I’ve always believed my kids were draining the life out of me, but now I have proof. A report issued this month confirmed what I have long contended: Kids are hazardous to your health.
The study put out by Televox, a software company specializing in health and business communication, reported that 46% of parents across the country say “their overall personal health is not in good shape.” The report points to the over-scheduled, fast-paced lifestyle that has parents shuffling from school activities to sports to music lessons to birthday parties all while trying to squeeze in homework, housework and paid work.
Certainly no one would suggest parenting was ever easy, but the demands today seem, well, crazy. And I ask you, my fellow health-failing friends, is it not enough to birth them, feed them, clothe them, bathe them, teach them, groom them, and generally attend to their every need? Now they want years from our lives?
With ailments like headaches, stomach upsets, recurring cold and flu, fatigue, anxiety and raised stress levels (sound familiar?) common among parents, raising kids has become a job in need of workers’ compensation.
I jest about workers’ comp, but maybe I shouldn’t when fully 80% of health care dollars are being spent on illnesses related to stress, according to Televox President Scott Zimmerman who headed the report. More alarming is the often-overlooked seriousness of heart disease among women. It is the number one killer of women in the U.S., and right now 8 million women – presumably all with packs of children at their feet begging to have Skittles for breakfast, crying over being given apple juice instead of grape and screaming because their curfew isn’t fair – in the U.S. are living with the disease. When I say my kids are giving me a heart attack, I mean it – literally.
But help is out there, and may be only a phone call or text message away. The report indicated that while parents who seek a doctor’s care often fail to follow the advice given, they would be much more likely to comply if they received short reminders or supportive messages from the doctor’s office. This kind of ongoing interaction through email, voice mail and texts can help keep busy parents on the right track. I’m not sure a house call is really all that’s needed, but I suppose as parents we should take whatever help we can get.

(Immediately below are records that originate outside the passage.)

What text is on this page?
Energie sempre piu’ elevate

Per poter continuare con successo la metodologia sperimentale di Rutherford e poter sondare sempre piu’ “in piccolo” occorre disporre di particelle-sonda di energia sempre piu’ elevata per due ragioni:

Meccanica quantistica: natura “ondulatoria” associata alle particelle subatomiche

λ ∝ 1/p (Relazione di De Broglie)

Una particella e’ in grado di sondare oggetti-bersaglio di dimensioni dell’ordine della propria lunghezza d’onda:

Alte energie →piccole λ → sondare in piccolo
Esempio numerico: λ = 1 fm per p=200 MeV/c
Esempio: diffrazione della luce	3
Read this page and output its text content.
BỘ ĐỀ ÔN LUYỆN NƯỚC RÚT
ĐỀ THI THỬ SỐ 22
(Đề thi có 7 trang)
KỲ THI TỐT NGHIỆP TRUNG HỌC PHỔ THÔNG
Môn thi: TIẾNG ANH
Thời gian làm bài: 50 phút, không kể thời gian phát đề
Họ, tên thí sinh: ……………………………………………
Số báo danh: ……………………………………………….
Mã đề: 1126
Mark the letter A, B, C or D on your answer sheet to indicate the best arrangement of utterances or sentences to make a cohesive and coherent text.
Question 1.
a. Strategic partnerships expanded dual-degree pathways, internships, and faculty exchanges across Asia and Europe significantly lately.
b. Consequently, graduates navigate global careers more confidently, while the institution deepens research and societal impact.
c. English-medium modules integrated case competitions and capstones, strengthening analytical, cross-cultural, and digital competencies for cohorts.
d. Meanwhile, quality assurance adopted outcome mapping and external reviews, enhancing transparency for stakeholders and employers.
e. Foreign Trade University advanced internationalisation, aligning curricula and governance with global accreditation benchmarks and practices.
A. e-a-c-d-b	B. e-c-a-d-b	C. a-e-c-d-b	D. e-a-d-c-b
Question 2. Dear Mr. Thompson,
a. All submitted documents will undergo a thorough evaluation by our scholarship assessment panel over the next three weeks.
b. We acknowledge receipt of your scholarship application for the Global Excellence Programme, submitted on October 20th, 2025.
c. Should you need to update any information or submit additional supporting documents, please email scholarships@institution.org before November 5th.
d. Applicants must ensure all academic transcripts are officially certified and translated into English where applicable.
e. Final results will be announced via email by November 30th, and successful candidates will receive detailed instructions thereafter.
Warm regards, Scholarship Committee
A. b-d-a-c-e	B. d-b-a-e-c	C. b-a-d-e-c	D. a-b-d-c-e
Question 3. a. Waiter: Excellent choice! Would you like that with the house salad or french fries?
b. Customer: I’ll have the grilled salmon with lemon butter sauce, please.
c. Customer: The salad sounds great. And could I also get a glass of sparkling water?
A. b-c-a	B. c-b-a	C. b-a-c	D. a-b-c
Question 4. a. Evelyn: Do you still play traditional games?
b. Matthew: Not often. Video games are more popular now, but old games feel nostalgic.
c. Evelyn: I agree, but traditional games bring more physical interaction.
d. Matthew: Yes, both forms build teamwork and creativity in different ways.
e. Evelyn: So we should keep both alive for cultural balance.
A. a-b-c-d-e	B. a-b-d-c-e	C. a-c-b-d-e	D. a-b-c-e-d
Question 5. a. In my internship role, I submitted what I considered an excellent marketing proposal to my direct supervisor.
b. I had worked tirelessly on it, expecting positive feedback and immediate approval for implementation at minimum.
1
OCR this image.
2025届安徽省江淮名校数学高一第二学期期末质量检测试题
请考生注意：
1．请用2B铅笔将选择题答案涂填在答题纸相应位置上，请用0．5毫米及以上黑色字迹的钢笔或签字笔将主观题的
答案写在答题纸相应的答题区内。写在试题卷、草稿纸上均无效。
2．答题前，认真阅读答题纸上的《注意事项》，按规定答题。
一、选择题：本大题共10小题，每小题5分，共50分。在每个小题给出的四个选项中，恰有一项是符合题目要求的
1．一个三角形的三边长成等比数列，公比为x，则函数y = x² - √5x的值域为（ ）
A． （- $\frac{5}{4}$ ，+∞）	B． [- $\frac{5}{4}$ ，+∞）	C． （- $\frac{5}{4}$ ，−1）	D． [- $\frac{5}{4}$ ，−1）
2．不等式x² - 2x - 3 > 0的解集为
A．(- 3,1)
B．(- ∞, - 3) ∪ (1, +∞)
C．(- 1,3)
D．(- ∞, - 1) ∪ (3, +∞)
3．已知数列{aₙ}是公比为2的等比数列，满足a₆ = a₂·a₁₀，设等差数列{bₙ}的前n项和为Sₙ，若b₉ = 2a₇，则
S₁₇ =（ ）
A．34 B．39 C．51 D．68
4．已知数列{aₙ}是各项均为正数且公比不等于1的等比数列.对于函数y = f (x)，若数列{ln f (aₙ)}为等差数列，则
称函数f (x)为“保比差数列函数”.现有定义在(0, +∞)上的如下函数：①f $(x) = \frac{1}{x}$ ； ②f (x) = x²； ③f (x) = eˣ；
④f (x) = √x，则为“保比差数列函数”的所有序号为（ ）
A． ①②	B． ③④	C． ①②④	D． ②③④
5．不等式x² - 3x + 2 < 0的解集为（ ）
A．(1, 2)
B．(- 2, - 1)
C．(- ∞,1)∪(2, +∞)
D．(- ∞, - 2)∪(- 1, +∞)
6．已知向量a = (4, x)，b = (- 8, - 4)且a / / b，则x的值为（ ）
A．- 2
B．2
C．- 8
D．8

Personally, I’m convinced all medical conditions (or 99.99% of them) stem from stress, and there is nothing more stressful than raising children. If a doctor’s text message helps to alleviate that, I’ll take it, but I’d much prefer they take my kids for the day.
Raising kids now just may rank up there among smoking, drinking and drug use as risky, potentially life-threatening behavior. Sadly, there is no rehab for that.